SPX 2011

    Posted by matt on 6th of Mar 2012 at 10:31 am

    $SPX - remember the market isn't going to go straight down, you always get an oversold bounce to get it overbought on the 60 min charts via the Stochastics over 80%.  For example, even for a corrective pullback, short the wave B bounce. Here's the SPX chart from early 2011, while I don't expect it to repeat eactly like this, something similar would not surprise me.  In 2011 the SPX had a 3 week 7% correction.  

    A Corrective move low would be an ABC move, therefore short the wave B if you are not short, don't chase it short now.  Even under a bearish scenario wave 5 trend starting, you would still get a wave 2 oversold bounce.  When shorting, short into oversold bounces, vs shorting breakdowns

    Matt, do you watch the

    Posted by frtaylor on 6th of Mar 2012 at 11:07 am

    Matt, do you watch the 60 stochastics or the 14/3 stochastics?

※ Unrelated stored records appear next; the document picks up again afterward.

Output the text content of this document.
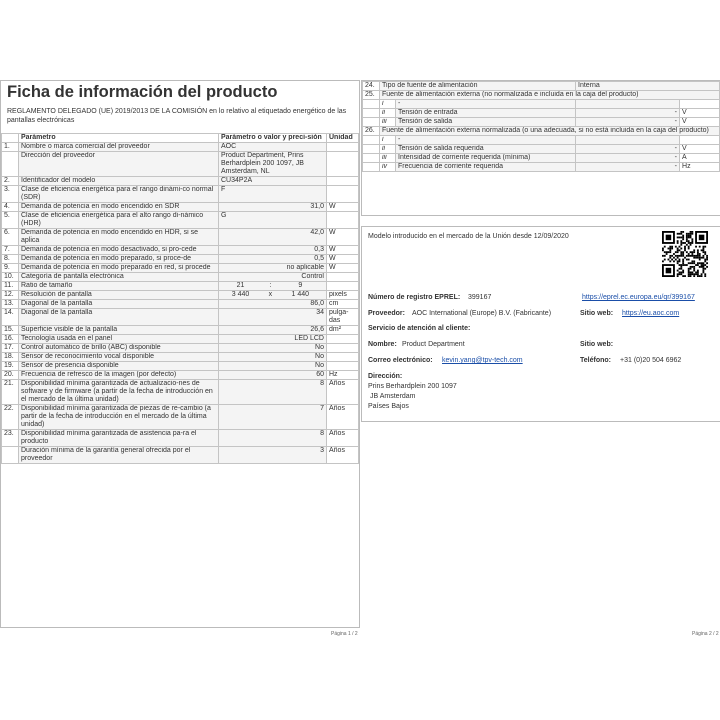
Ficha de información del producto
REGLAMENTO DELEGADO (UE) 2019/2013 DE LA COMISIÓN en lo relativo al etiquetado energético de las pantallas electrónicas
	Parámetro	Parámetro o valor y preci-sión	Unidad
1.	Nombre o marca comercial del proveedor	AOC	
	Dirección del proveedor	Product Department, Prins Berhardplein 200 1097, JB Amsterdam, NL	
2.	Identificador del modelo	CU34P2A	
3.	Clase de eficiencia energética para el rango dinámi-co normal (SDR)	F	
4.	Demanda de potencia en modo encendido en SDR	31,0	W
5.	Clase de eficiencia energética para el alto rango di-námico (HDR)	G	
6.	Demanda de potencia en modo encendido en HDR, si se aplica	42,0	W
7.	Demanda de potencia en modo desactivado, si pro-cede	0,3	W
8.	Demanda de potencia en modo preparado, si proce-de	0,5	W
9.	Demanda de potencia en modo preparado en red, si procede	no aplicable	W
10.	Categoría de pantalla electrónica	Control	
11.	Ratio de tamaño	21 : 9	
12.	Resolución de pantalla	3 440 x 1 440	pixels
13.	Diagonal de la pantalla	86,0	cm
14.	Diagonal de la pantalla	34	pulga-das
15.	Superficie visible de la pantalla	26,6	dm²
16.	Tecnología usada en el panel	LED LCD	
17.	Control automático de brillo (ABC) disponible	No	
18.	Sensor de reconocimiento vocal disponible	No	
19.	Sensor de presencia disponible	No	
20.	Frecuencia de refresco de la imagen (por defecto)	60	Hz
21.	Disponibilidad mínima garantizada de actualizacio-nes de software y de firmware (a partir de la fecha de introducción en el mercado de la última unidad)	8	Años
22.	Disponibilidad mínima garantizada de piezas de re-cambio (a partir de la fecha de introducción en el mercado de la última unidad)	7	Años
23.	Disponibilidad mínima garantizada de asistencia pa-ra el producto	8	Años
	Duración mínima de la garantía general ofrecida por el proveedor	3	Años
24.	Tipo de fuente de alimentación		Interna	
25.	Fuente de alimentación externa (no normalizada e incluida en la caja del producto)			
	i	-		
	ii	Tensión de entrada	-	V
	iii	Tensión de salida	-	V
26.	Fuente de alimentación externa normalizada (o una adecuada, si no está incluida en la caja del producto)			
	i	-		
	ii	Tensión de salida requerida	-	V
	iii	Intensidad de corriente requerida (mínima)	-	A
	iv	Frecuencia de corriente requerida	-	Hz
Modelo introducido en el mercado de la Unión desde 12/09/2020
Número de registro EPREL: 399167	https://eprel.ec.europa.eu/qr/399167
Proveedor: AOC International (Europe) B.V. (Fabricante)	Sitio web: https://eu.aoc.com
Servicio de atención al cliente:
Nombre: Product Department	Sitio web:
Correo electrónico: kevin.yang@tpv-tech.com	Teléfono: +31 (0)20 504 6962
Dirección:
Prins Berhardplein 200 1097
JB Amsterdam
Países Bajos
Página 1 / 2	Página 2 / 2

    I watch both, it depends

    Posted by matt on 6th of Mar 2012 at 12:22 pm

    I watch both, it depends honestly, many  times the 60 Stochastic wont't get overbought in a good downtrend.  the 14/3 Stochastic on the 60 min is still a much better risk/reward vs shorting a breakdown because you are shorting overbought conditions. 

    I also use a 5 length RSI on a 60 min chart and look for it to get overbought and cross below 70%.